I walked back and forth behind the firing line of Hunters. I had approximately half of them today. Each Newbie was paired up, with one serving as coach and the other shooting. Today I was drilling them on transitions, running their primary long gun dry, then slinging it quickly to draw their pistols. Most of them were actually looking pretty damn good. Franks' Goon Squad had integrated seamlessly into the class. I had to hand it to the MCB agents. They were professionals. As far as the other Newbies and Esmeralda's team knew, they had been part of the last Newbie class but had pulled out early due to various training injuries. That also explained their above-average skills and knowledge. Watching them on the range, I learned that Torres was damn good, Archer was well-trained and methodical, and Herzog was decently proficient, but made up for it with maliciousness.

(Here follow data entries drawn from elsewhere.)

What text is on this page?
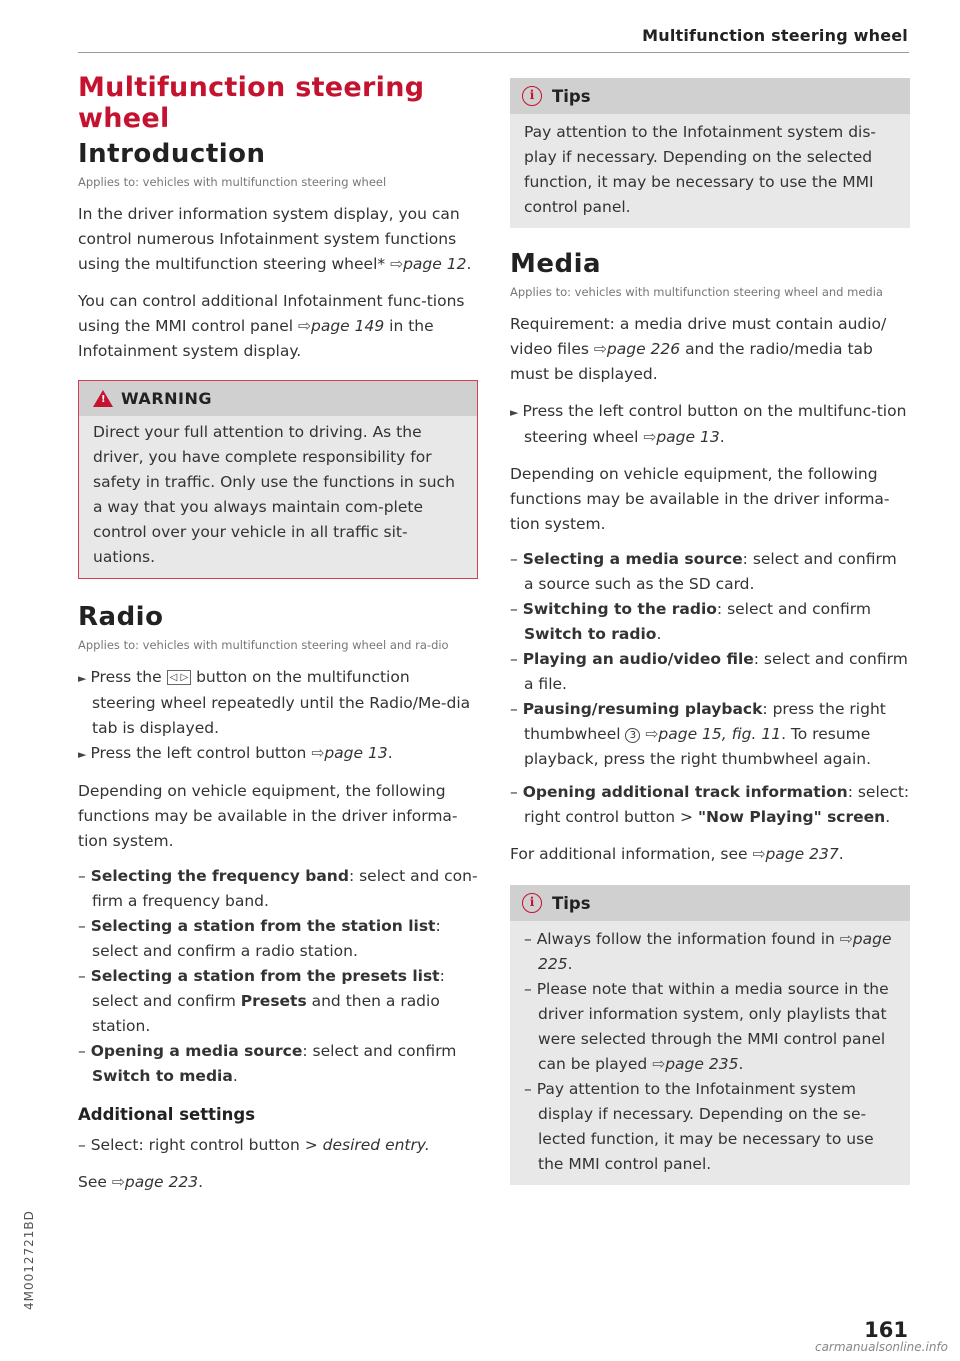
Multifunction steering wheel
Multifunction steering wheel
Introduction
Applies to: vehicles with multifunction steering wheel

In the driver information system display, you can control numerous Infotainment system functions using the multifunction steering wheel* ⇨page 12.

You can control additional Infotainment func-tions using the MMI control panel ⇨page 149 in the Infotainment system display.

! WARNING
Direct your full attention to driving. As the driver, you have complete responsibility for safety in traffic. Only use the functions in such a way that you always maintain com-plete control over your vehicle in all traffic sit-uations.
Radio
Applies to: vehicles with multifunction steering wheel and ra-dio
► Press the ◁ ▷ button on the multifunction steering wheel repeatedly until the Radio/Me-dia tab is displayed.
► Press the left control button ⇨page 13.

Depending on vehicle equipment, the following functions may be available in the driver informa-tion system.

– Selecting the frequency band: select and con-firm a frequency band.
– Selecting a station from the station list: select and confirm a radio station.
– Selecting a station from the presets list: select and confirm Presets and then a radio station.
– Opening a media source: select and confirm Switch to media.
Additional settings
– Select: right control button > desired entry.

See ⇨page 223.

i	Tips
Pay attention to the Infotainment system dis-play if necessary. Depending on the selected function, it may be necessary to use the MMI control panel.
Media
Applies to: vehicles with multifunction steering wheel and media

Requirement: a media drive must contain audio/ video files ⇨page 226 and the radio/media tab must be displayed.

► Press the left control button on the multifunc-tion steering wheel ⇨page 13.

Depending on vehicle equipment, the following functions may be available in the driver informa-tion system.

– Selecting a media source: select and confirm a source such as the SD card.
– Switching to the radio: select and confirm Switch to radio.
– Playing an audio/video file: select and confirm a file.
– Pausing/resuming playback: press the right thumbwheel 3 ⇨page 15, fig. 11. To resume playback, press the right thumbwheel again.
– Opening additional track information: select: right control button > "Now Playing" screen.

For additional information, see ⇨page 237.

i	Tips
– Always follow the information found in ⇨page 225.
– Please note that within a media source in the driver information system, only playlists that were selected through the MMI control panel can be played ⇨page 235.
– Pay attention to the Infotainment system display if necessary. Depending on the se-lected function, it may be necessary to use the MMI control panel.
4M0012721BD
161
carmanualsonline.info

My protective detail hadn't liked me walking around a bunch of potential Condition assassins with guns, but I still thought they were full of crap. The undercover agents kept glancing my way, waiting for something terrible to happen. Sadly for them, nothing did. After transitions, shooting on the move, and shooting from various cover positions, we took a break to hydrate, snack, and reload magazines before moving onto the next series of more complicated exercises. Grant immediately began to tell most of the willing-to-listen about some story where he was the hero. He had lots of those. There was a tin roof set up for shade over the firing line, and I plopped down onto a concrete bench to suck down a Gatorade, seeking solitude away from the Newbies for a moment. Even spring in Alabama is hot when you're standing in the sun carrying a full combat load and wearing a Kevlar suit. My shadow, Franks, wandered off momentarily to answer a phone call.
One young woman broke away from the crowd and approached. She had to have been one of the youngest in the class, an attractive girl in a bouncy cheerleader kind of way, blonde and perky. "Mind if I sit here?"

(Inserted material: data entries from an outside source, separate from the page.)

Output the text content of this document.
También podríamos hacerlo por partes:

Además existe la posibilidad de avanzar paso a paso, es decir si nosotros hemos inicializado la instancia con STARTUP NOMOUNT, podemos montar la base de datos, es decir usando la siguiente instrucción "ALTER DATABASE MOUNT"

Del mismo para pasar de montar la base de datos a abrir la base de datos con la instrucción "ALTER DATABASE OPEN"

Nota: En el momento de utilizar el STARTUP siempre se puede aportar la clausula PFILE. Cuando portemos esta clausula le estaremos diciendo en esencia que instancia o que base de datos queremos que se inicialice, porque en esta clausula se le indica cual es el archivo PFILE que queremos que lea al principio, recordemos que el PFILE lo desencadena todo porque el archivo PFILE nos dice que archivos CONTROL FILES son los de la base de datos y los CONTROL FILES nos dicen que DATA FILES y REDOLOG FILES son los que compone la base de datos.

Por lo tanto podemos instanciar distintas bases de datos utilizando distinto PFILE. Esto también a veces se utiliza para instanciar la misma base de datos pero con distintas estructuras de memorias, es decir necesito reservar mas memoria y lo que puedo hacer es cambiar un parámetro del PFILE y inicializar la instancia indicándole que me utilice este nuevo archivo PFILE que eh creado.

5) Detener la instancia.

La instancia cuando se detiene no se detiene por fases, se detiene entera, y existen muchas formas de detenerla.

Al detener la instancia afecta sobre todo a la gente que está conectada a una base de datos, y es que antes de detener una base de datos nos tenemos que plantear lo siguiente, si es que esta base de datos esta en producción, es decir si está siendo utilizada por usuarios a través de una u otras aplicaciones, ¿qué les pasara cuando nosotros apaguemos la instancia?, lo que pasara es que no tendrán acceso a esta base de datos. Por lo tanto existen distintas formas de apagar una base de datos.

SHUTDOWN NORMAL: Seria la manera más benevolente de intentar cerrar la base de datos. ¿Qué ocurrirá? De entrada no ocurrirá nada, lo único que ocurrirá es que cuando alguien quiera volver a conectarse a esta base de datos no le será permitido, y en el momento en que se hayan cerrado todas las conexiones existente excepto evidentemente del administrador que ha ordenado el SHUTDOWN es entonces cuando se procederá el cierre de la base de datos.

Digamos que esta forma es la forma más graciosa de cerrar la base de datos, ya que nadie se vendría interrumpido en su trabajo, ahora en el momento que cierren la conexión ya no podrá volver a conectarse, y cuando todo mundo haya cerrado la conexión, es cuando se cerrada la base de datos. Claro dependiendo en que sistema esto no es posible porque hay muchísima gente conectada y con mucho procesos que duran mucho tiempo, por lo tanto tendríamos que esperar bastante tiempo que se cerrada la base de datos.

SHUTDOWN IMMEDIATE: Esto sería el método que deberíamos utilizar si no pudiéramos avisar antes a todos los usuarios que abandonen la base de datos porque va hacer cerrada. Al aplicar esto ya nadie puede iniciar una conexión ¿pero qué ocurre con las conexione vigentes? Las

"Sure," I gestured at the bench across from me. She flopped down, armor pouches banging. I noted Torres, Archer, and Herzog scanning her for threats and assessing if they needed to come over and protect me. I shook my head slightly. The agents went back to their snacks.
The Newbie held out a granola bar. "Want one?"
"No thanks." I mentally ran down the roll call of names. I had always sucked with remembering names. "Dawn, right?"
"Yeah," she smiled, then looked around to see if anyone else was listening. "Do you mind if I pick your brain for a second?" She had a cute Texas accent. I knew that one well from having lived in Dallas. I'd struck out with a lot of girls who sounded like that.
"Brain-picking. That's what I'm here for," I answered. I was, after all, supposed to be the experienced role model. "What can I do for you?"
She looked around to see if anyone was listening. I noted that a couple of other Newbies were watching, like they had dared her to come over here. Dawn leaned in conspiratorially. "You're the guy that destroyed Lord Machado last year, right?"
It wasn't exactly a secret, but it wasn't something I liked to talk about. Way too many things had occurred that night that I preferred to keep secret. "Where'd you hear about that?"
"Are you kidding?" She laughed. "Esmeralda told us about it during monster-lore class yesterday. That fight was the biggest bounty ever collected in MHI history! And you were the primary on the PUFF. One Master vamp by yourself, assists on a couple of others, and a solo takedown of a one-of-a-kind mega-bounty monster."